Authors: Stella Cameron
Tags: #Mystery & Detective, #Contemporary, #General, #Romance, #Suspense, #Erotica, #Fiction
Keeping a hold on Chris’s back, Sonnie climbed from the Harley.
Her knees began to buckle and Roy grabbed her by the waist.
“Does that ever happen to you?” she asked him. “You can’t feel your legs when you get off?” She giggled.
Roy gathered her up, pulling her hands from Chris’s jacket. “It doesn’t happen because I’m not fool enough t’get on that fool thing. You should have come with me. Take some deep breaths, Sonnie. You’re all shaken up.”
She didn’t remind him he’d told Chris to bring her, and rushed away. How strange to want to laugh when a big chunk of your house was destroyed, much of it lying in a pile of rubble on the front lawn. Hysterical? Oh, she wasn’t going to admit to that. No. Absolutely not. She couldn’t catch her breath.
“Hold on.” Chris had kicked the bike stand on. He took her from Roy and bent to look into her face. “We need to go over and talk to the folks, then take a look-see at the house.”
“Bad luck,” she said, smiling up at him until her eyes watered and his face blurred. “Everything I touch is bad luck. Nο, that sounds like a bunch of self-pity. And it’s not true, I’ve had a lot of—”
“We need to talk to the firemen.”
“I’ve had good luck, haven’t I? Is everything as much of a mess as it seems?”
He held her by the back of her neck and shook her gently. “You’ve had good and bad luck. More bad luck than could possibly be good for one woman. But I don’t think the mess is so bad. I...I want to help. I’ve told you I will.”
“You have?” Roy sounded outrageously bright. “Well, hell, if that isn’t the best news I’ve heard in a long time.”
“Swearing, Roy,” Sonnie said. “And you’re jumping to conclusions.”
“So,” Chris said, “my first inkling about the cuss code at the Nail.”
Sonnie didn’t get it, but neither did she ask for an explanation.
“You said you’re gonna help her,” Roy said to his brother as if Sonnie didn’t exist. “That means you’re taking on her case? Does it?”
Chris shot an arm around Sonnie’s waist and all but carried her across the road. “That’s what it means,” he said over his shoulder. “But if you say a word to a soul about it, I will cut off parts of you that will hurt and...Well, Sam Hill, we just won’t like you very much anymore.”
“My lips are sealed and my legs are crossed,” Roy said. “I think this man coming is the one who was asking for you, Sonnie. He’s a big son of a gun, but don’t worry; Chris and I can take him between us if we have to.”
Boots scraping gravel, a fireman who’d discarded his coat approached in a rubberized bib overall. Soot smeared his face, and in the white light of the giant lamp his eyes were bright blue. “Don’t suppose you’re Sonnie Giacano?”

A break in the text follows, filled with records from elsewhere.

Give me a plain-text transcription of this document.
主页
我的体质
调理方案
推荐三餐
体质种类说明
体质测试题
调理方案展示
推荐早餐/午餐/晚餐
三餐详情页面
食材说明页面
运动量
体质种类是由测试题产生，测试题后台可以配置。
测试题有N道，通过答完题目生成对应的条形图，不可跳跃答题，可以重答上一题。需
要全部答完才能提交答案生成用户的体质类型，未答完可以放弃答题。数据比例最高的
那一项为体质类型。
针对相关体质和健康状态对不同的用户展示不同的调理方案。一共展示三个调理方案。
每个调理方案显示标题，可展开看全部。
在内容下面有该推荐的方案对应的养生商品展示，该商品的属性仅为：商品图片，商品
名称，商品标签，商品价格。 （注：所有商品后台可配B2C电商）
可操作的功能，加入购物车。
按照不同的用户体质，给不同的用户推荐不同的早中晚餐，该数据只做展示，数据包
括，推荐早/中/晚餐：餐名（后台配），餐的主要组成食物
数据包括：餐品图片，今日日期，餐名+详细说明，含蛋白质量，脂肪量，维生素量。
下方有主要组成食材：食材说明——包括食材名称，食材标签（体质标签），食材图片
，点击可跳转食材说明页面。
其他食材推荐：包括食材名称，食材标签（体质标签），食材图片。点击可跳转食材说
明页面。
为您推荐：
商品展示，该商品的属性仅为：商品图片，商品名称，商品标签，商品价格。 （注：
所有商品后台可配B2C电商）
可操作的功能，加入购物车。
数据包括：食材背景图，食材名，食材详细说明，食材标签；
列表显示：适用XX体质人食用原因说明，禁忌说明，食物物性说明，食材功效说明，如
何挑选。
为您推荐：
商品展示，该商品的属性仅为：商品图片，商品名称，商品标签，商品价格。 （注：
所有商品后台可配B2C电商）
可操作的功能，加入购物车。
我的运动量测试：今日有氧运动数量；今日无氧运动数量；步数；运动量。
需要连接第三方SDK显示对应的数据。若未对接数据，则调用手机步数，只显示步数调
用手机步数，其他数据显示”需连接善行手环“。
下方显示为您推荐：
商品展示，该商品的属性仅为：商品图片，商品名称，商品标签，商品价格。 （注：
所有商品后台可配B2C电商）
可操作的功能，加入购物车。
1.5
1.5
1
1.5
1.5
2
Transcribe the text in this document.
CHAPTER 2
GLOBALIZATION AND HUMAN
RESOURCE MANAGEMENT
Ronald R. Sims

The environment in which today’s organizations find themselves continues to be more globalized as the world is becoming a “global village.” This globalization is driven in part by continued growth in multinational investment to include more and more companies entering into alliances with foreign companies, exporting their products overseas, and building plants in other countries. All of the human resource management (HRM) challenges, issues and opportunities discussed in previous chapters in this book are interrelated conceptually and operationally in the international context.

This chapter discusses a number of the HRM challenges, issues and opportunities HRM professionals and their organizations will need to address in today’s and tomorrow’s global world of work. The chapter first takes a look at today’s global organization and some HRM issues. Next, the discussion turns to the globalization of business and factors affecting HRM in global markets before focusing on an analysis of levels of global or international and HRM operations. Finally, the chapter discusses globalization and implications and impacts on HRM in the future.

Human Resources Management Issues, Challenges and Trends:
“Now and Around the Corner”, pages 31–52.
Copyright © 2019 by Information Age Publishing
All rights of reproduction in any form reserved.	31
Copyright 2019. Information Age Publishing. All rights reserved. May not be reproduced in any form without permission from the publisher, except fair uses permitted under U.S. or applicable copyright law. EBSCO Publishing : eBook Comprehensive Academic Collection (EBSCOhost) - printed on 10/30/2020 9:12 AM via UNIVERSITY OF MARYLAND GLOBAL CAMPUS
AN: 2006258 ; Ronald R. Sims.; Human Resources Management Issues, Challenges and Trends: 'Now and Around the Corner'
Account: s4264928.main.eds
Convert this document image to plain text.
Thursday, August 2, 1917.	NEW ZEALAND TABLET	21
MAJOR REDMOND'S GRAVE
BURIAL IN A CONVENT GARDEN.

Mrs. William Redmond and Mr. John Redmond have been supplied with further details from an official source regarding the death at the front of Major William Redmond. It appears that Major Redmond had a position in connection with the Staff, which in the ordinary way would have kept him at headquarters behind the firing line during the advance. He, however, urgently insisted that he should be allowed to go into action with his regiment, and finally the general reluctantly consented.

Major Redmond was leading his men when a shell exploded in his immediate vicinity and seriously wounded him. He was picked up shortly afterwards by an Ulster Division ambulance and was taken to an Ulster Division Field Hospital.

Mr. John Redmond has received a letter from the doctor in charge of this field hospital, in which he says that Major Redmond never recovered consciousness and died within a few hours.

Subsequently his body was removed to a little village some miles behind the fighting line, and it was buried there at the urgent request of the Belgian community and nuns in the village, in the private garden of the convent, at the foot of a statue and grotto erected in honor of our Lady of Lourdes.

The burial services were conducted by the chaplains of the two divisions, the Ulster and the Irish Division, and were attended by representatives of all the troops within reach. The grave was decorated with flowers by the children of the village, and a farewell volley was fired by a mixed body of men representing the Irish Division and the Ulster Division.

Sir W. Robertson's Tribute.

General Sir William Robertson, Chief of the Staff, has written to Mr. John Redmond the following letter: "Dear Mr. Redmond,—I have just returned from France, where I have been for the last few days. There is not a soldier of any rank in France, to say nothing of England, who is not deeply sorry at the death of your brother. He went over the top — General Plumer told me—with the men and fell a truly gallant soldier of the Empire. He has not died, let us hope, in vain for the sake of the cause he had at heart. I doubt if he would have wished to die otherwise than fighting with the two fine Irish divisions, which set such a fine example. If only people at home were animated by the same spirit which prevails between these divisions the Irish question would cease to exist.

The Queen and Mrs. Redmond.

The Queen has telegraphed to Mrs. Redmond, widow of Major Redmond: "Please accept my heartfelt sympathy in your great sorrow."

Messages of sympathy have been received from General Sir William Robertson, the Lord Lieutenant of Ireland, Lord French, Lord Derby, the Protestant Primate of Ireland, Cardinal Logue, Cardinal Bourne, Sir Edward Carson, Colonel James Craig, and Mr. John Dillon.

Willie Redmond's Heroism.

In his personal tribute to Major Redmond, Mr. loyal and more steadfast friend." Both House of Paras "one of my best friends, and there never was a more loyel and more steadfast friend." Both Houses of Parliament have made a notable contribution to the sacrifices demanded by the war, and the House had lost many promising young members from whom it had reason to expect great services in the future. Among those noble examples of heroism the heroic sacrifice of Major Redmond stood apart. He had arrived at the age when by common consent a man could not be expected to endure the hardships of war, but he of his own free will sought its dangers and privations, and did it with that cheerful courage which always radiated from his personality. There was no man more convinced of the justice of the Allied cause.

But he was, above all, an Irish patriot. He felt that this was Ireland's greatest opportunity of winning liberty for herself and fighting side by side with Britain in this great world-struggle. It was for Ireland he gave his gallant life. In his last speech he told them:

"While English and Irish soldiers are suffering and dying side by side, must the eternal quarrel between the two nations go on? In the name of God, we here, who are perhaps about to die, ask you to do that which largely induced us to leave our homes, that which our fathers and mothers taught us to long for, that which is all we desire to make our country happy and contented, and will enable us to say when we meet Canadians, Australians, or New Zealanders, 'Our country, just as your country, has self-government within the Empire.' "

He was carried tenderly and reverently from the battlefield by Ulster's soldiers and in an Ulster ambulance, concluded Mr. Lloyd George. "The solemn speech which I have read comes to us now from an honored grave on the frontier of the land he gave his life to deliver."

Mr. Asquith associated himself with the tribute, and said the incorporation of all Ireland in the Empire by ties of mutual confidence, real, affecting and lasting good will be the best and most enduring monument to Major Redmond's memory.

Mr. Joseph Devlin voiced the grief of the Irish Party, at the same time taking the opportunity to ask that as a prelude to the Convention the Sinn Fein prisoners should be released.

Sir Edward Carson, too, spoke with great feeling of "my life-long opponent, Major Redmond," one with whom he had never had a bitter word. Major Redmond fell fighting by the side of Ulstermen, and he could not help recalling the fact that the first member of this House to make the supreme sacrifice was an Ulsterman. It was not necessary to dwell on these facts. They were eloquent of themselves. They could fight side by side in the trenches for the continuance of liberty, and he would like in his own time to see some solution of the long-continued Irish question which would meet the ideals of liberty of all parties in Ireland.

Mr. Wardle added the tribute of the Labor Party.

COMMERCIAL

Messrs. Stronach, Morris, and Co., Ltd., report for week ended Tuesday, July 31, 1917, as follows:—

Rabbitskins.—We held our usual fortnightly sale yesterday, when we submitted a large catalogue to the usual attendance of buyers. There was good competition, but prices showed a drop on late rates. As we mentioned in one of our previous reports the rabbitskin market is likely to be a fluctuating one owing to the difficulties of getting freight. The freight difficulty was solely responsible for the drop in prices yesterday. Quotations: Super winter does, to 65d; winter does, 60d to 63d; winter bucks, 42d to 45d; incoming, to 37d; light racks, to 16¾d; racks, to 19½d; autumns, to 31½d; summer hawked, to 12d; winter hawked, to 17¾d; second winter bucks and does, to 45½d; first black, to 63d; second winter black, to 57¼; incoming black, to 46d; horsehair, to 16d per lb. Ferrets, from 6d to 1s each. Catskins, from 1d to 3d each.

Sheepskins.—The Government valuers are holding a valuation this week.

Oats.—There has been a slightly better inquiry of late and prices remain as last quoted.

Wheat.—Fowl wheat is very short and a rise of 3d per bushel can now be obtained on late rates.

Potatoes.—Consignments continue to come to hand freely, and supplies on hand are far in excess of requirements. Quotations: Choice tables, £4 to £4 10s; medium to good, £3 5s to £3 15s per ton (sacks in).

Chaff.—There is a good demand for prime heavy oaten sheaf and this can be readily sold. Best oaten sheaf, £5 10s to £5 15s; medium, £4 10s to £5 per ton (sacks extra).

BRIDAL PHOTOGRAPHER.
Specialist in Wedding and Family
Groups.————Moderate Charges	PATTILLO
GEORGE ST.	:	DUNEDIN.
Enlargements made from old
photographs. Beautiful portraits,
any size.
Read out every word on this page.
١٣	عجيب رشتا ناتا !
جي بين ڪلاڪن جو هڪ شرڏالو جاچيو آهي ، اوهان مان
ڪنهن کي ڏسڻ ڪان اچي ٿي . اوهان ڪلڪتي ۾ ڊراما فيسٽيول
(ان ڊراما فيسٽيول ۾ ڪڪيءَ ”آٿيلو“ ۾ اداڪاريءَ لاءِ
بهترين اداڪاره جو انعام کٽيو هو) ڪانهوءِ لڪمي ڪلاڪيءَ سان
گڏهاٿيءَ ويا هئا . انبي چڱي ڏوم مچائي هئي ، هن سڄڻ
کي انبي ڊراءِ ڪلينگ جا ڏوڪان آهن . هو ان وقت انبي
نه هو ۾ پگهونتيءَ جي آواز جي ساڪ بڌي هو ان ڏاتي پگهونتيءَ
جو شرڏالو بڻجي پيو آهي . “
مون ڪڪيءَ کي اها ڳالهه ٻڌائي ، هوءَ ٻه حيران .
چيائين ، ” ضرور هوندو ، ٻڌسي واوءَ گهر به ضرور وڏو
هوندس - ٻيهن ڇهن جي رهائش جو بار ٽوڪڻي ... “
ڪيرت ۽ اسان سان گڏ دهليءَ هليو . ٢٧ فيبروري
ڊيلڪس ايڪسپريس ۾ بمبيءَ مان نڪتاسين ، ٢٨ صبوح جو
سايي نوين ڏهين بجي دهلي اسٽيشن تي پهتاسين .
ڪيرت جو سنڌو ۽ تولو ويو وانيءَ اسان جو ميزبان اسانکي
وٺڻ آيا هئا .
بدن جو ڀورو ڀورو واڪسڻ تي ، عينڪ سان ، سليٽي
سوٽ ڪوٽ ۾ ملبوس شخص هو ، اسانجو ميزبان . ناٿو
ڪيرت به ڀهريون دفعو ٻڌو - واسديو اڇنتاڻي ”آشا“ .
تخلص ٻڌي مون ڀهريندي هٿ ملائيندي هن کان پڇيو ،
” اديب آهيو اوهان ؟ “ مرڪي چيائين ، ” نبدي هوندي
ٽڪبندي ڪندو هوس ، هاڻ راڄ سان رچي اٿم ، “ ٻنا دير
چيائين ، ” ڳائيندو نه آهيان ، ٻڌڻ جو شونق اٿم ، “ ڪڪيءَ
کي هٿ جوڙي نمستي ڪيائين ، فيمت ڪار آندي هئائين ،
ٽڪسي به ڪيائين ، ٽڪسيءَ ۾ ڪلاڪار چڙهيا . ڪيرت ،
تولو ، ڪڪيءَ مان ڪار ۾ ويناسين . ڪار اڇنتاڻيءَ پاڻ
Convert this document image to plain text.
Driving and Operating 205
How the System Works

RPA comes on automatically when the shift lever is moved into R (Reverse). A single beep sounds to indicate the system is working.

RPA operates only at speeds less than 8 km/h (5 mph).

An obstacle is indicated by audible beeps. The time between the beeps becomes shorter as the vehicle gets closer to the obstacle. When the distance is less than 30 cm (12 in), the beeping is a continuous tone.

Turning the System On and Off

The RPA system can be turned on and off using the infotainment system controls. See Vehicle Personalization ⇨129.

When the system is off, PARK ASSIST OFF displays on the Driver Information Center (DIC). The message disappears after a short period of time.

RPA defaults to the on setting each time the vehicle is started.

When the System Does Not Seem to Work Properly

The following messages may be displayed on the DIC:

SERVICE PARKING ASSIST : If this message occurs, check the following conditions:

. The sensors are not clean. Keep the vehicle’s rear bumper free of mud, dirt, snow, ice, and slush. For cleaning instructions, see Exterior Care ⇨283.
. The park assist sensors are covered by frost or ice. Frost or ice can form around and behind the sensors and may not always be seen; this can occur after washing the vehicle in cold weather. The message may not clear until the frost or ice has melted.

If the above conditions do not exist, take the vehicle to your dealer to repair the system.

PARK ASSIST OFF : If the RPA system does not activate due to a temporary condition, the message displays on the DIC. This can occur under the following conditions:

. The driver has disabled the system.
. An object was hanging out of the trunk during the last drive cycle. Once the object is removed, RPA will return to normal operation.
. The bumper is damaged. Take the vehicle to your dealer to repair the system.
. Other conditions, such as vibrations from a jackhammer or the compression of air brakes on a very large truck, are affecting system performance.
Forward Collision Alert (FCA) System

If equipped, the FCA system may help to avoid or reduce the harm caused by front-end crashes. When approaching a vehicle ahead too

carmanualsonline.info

“She is,” Roy said. “She works for me at the Rusty Nail. You know the place—on Duval.”
“I know it, sir.”
“Bring all your boys by. The drinks’ll be on me.”
“Thank you, sir. I’ll do that.”
Sonnie didn’t need a translator to figure out that Roy was making sure the fireman didn’t have any more questions about why she was getting home so late. “It’s pretty bad, huh?” she said.
“Could have been a whole lot worse. I guess you stored a lot of stuff in that room. Fire started there. We don’t know why yet. Destroyed that, and the small bathroom next to it. The other side of the house is pretty much untouched. Up and down.”
Sonnie felt suddenly cold, and she looked upward. “The skylight over the entry hall? Did it break?”
“I don’t know.” The fireman turned around and shouted to one of his men.
“Yοo-hοο.” Just Ena’s familiar voice—ratcheted up a notch or three or four—preceded her arrival by a second or so. “Oh, Sonnie. Oh, my dear, dear friend. When is it going to be enough? One might think the Fates were against you. You must come and stay with me. I insist.”
Sonnie smiled at her and leaned clοser to Chris, who wasn’t listening to Ena.
The second fireman came at a rustling trot. “I think we’ve got it, Chief. Just punching a few holes.”
Sonnie squirmed at
punching a few holes.
“Skylight over the entryway?” the chief said. “Did it blow?”
“Er—no, no, it didn’t. Not enough heat built up. Lucky we got the alarm so
early.
”
“I called in,” Ena said cheerfully. “Couldn’t sleep as usual, so I was taking a turn around my yard and I saw smoke puffing out of the open window. Rushed inside my place and called.”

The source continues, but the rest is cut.